To begin with, Jesus Himself claimed that there was a distinction between church and state when He was tested by the Pharisees on whether religious Jews should pay taxes to a pagan state. His famous answer: “Render to Caesar the things that are Caesar’s, and to God the things that are God’s” (Matthew 22:21, ESV).

This distinction was also supported by Paul, who told Christians, “never avenge yourselves, but leave it to the wrath of God” (Romans 12:19, ESV), but said of the pagan state, “let every person be subject to the governing authorities. For there is no authority except from God, and those that exist have been instituted by God” (Romans 13:1, ESV). It is of note that Paul was speaking of a pagan state which would shortly be in the business of oppressing Christians.
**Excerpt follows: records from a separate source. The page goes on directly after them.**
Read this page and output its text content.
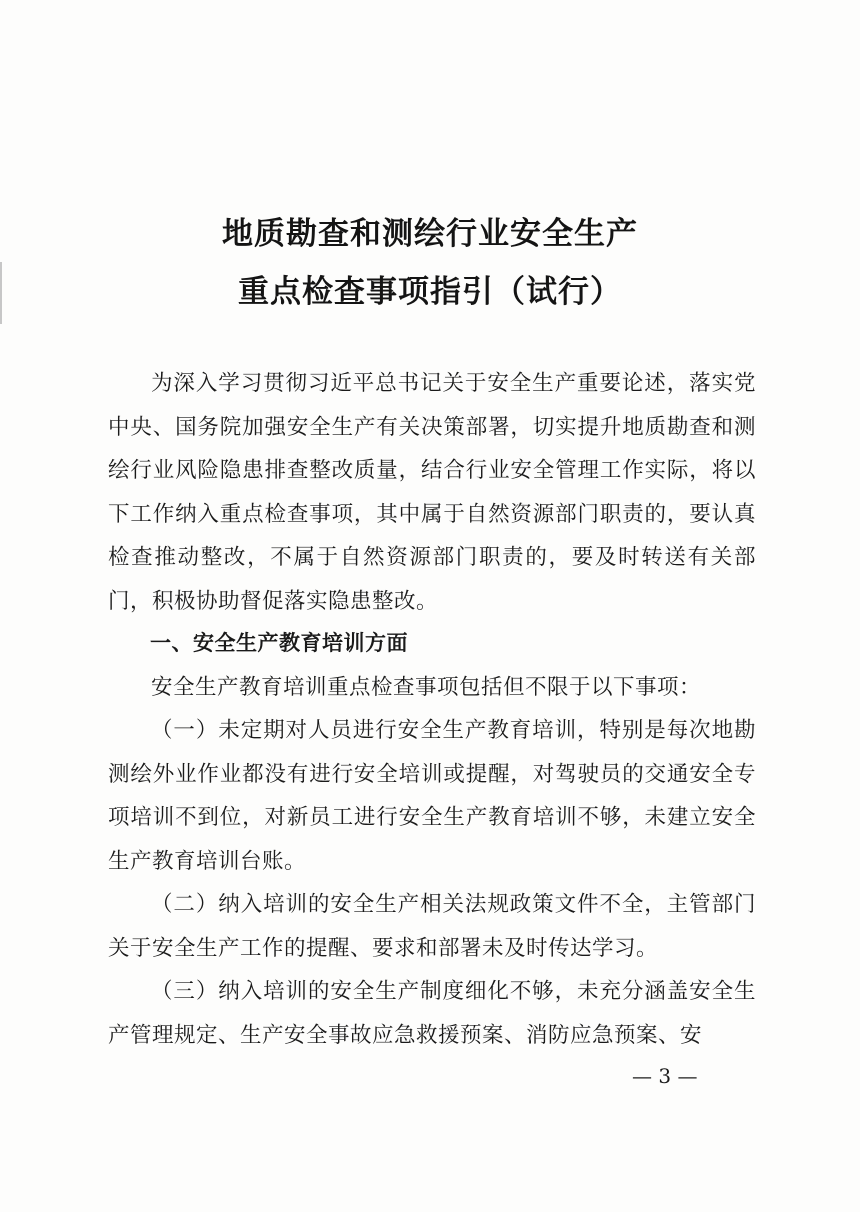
地质勘查和测绘行业安全生产
重点检查事项指引（试行）

为深入学习贯彻习近平总书记关于安全生产重要论述，落实党中央、国务院加强安全生产有关决策部署，切实提升地质勘查和测绘行业风险隐患排查整改质量，结合行业安全管理工作实际，将以下工作纳入重点检查事项，其中属于自然资源部门职责的，要认真检查推动整改，不属于自然资源部门职责的，要及时转送有关部门，积极协助督促落实隐患整改。

一、安全生产教育培训方面

安全生产教育培训重点检查事项包括但不限于以下事项：

（一）未定期对人员进行安全生产教育培训，特别是每次地勘测绘外业作业都没有进行安全培训或提醒，对驾驶员的交通安全专项培训不到位，对新员工进行安全生产教育培训不够，未建立安全生产教育培训台账。

（二）纳入培训的安全生产相关法规政策文件不全，主管部门关于安全生产工作的提醒、要求和部署未及时传达学习。

（三）纳入培训的安全生产制度细化不够，未充分涵盖安全生产管理规定、生产安全事故应急救援预案、消防应急预案、安

— 3 —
Paul was not claiming that the government always acts in accordance with God’s moral values, but that God is sovereign enough to ensure that His will be done even by pagan dictators. This is the same point made by Old Testament prophets such as Habakkuk and Jeremiah who spoke of pagan Babylon’s coming subjugation of Judah.

But what makes this church/state distinction characteristic of the New Covenant when it wasn’t characteristic of the Israelite state? One might make an analogy to Jeremiah’s contrast (in Jeremiah 31:31-34) of the Old Covenant laws written on stone (emphasizing that covenant’s physicality and spatiality) to the New Covenant laws written on the hearts of God’s elect (emphasizing this covenant’s spiritual nature). Jesus, when asked by Pilate why His followers wouldn’t fight to release Him since He is a king, responded, “My kingdom is not of this world. If my kingdom were of this world, my servants would have been fighting, that I might not be delivered over to the Jews. But my kingdom is not from the world” (John 18:36, ESV). This is not to say that there is no future kingdom of God which is political in nature, only that it is not now that kind of kingdom (see 1 Corinthians 15:24).

However, even with these important distinctions which argue for discontinuity between the Testaments, one might argue that these is in fact more continuity on the issue of civil laws than not. For one thing, even the civil laws of the Torah are supported by eternal moral values, and both are written for our edification. The penalties might change (as God Himself made exceptions for the death penalty in the cases of David, Moses, Paul, etc., suggesting the mutability of the civil laws’ legal requirements), but the values supporting these laws remains. More than that, however, the Old Testament itself suggests that the elect are held to a higher standard than the non-elect. For example, in Amos we find God judging the pagan nations based on broad moral categories that are accessible to all men while He judges Judah specifically for its covenant unfaithfulness. Dennis Kinlaw concludes of Amos’ words of judgment, “we might say that Yahweh judges the other nations by natural law.”5 If God requires something different from the elect than the non-elect, and since the elect in the New Covenant are an ecclesial and not a political grouping it would not be appropriate to establish a theonomic state. In other words, while God’s moral law (which is expressed in Israel’s civil laws) is eternal and therefore retains continuity with the New Testament, Jesus’ coming changes the way these laws are to be expressed by God’s covenant people.

Recall how C.H. Dodd characterized the Old Testament—as the substructure of the New. The earliest Christians had no New Testament, so the Old Testament was their Bible. That this valuation of the Old Testament remains for Christians today is established by the fact that the apostolic writings utilized the Old Testament as the fertile ground of New Testament revelation. The key to the Old Testament’s use is to read it as the apostles did—christocentrically. Which is to say as the revelation of God and the ground for all of God’s promises which are fulfilled in Christ.

1Beale, G.K. Handbook on the New Testament Use of the Old Testament, Kindle Edition.

2Note the subtitle of C.H. Dodd’s According to the Scriptures: The Substructure of New Testament Theology.

3Berding and Lunde editors, Three Views on the New Testament Use of the Old Testament, Kindle Edition.

4Beale, G.K. Handbook on the New Testament Use of the Old Testament, Kindle Edition.

5John N. Oswalt and Dennis F. Kinlaw, Lectures in Old Testament Theology, Kindle Edition.